Pforzheims Kulturhauptstadt-Bewerbung 2025: Stadt zwischen Hoffnung und Zweifeln
Waldtraut TröstPforzheims Kulturhauptstadt-Bewerbung 2025: Stadt zwischen Hoffnung und Zweifeln
Pforzheims Bewerbung als Kulturhauptstadt Europas 2025 spaltet die Stadt
Seit acht Monaten diskutieren Bürger und Verantwortliche in Pforzheim, ob der Titel der Stadt tatsächlich Nutzen bringen würde. Doch zentrale Fragen – etwa zur Finanzierung, zur öffentlichen Unterstützung oder sogar zum eigentlichen Zweck der Bewerbung – sind nach wie vor ungeklärt.
Das Auswahlverfahren erfordert von der Stadt erhebliche finanzielle Verpflichtungen. Zwar schreiben die Regeln eine beträchtliche Förderung vor, doch fehlt es an einem konkreten Plan, wo die notwendigen Mittel herkommen sollen. Zudem ist das Vorhaben in der Bevölkerung kaum bekannt – viele Einwohner wissen nicht einmal, was der Titel überhaupt bedeutet.
Andere Bewerberstädte wie Nürnberg oder Magdeburg haben bereits groß angelegte Werbekampagnen gestartet. Pforzheims Bemühungen sind demgegenüber weit weniger sichtbar. Selbst grundlegende Fragen, etwa wer die Bewerbung offiziell vorstellen wird – voraussichtlich der Oberbürgermeister –, harren noch einer klärenden Antwort.
Kritiker monieren, dass von oben verordnete Entscheidungen der politischen Führung bei großen gesellschaftlichen Projekten selten funktioniert hätten. Stattdessen schlagen sie vor, kleinere, von der Bürgerschaft getragene Kulturinitiativen könnten die Identität der Stadt nachhaltiger prägen. Befürworter hingegen betonen, dass eine breite gesellschaftliche Teilhabe und Akzeptanz entscheidend seien, damit die Bewerbung überhaupt Aussicht auf Erfolg habe.
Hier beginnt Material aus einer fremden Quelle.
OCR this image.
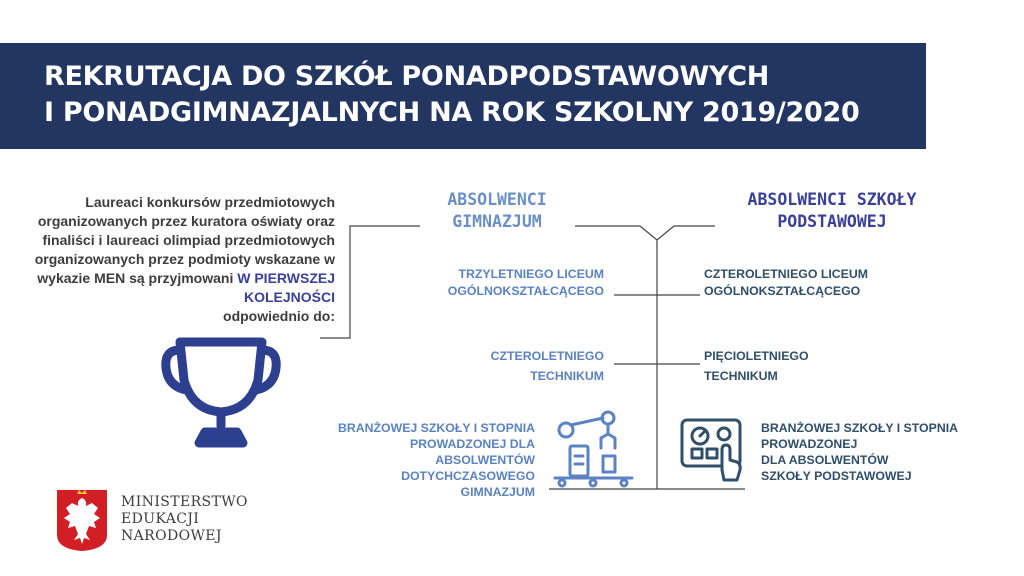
REKRUTACJA DO SZKÓŁ PONADPODSTAWOWYCH
I PONADGIMNAZJALNYCH NA ROK SZKOLNY 2019/2020
Laureaci konkursów przedmiotowych organizowanych przez kuratora oświaty oraz finaliści i laureaci olimpiad przedmiotowych organizowanych przez podmioty wskazane w wykazie MEN są przyjmowani W PIERWSZEJ KOLEJNOŚCI
odpowiednio do:
ABSOLWENCI
GIMNAZJUM
ABSOLWENCI SZKOŁY
PODSTAWOWEJ
TRZYLETNIEGO LICEUM
OGÓLNOKSZTAŁCĄCEGO
CZTEROLETNIEGO LICEUM
OGÓLNOKSZTAŁCĄCEGO
CZTEROLETNIEGO
TECHNIKUM
PIĘCIOLETNIEGO
TECHNIKUM
BRANŻOWEJ SZKOŁY I STOPNIA
PROWADZONEJ DLA
ABSOLWENTÓW
DOTYCHCZASOWEGO
GIMNAZJUM
BRANŻOWEJ SZKOŁY I STOPNIA
PROWADZONEJ
DLA ABSOLWENTÓW
SZKOŁY PODSTAWOWEJ
MINISTERSTWO
EDUKACJI
NARODOWEJ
Bisher fehlen in Pforzheims Konzept detaillierte Erläuterungen zu den Zielen oder zur Einbindung der Bevölkerung. Ohne klarere Pläne bleiben Zweifel, ob die nötige Unterstützung mobilisiert werden kann.
Der Erfolg der Bewerbung hängt maßgeblich von zwei Faktoren ab: der Finanzierung und der Bürgerbeteiligung. Gelingt es der Stadt nicht, beides zu sichern, droht das Vorhaben zu scheitern, noch bevor es richtig beginnt. Fürs Erste dauert die Debatte an – eine Lösung ist nicht in Sicht.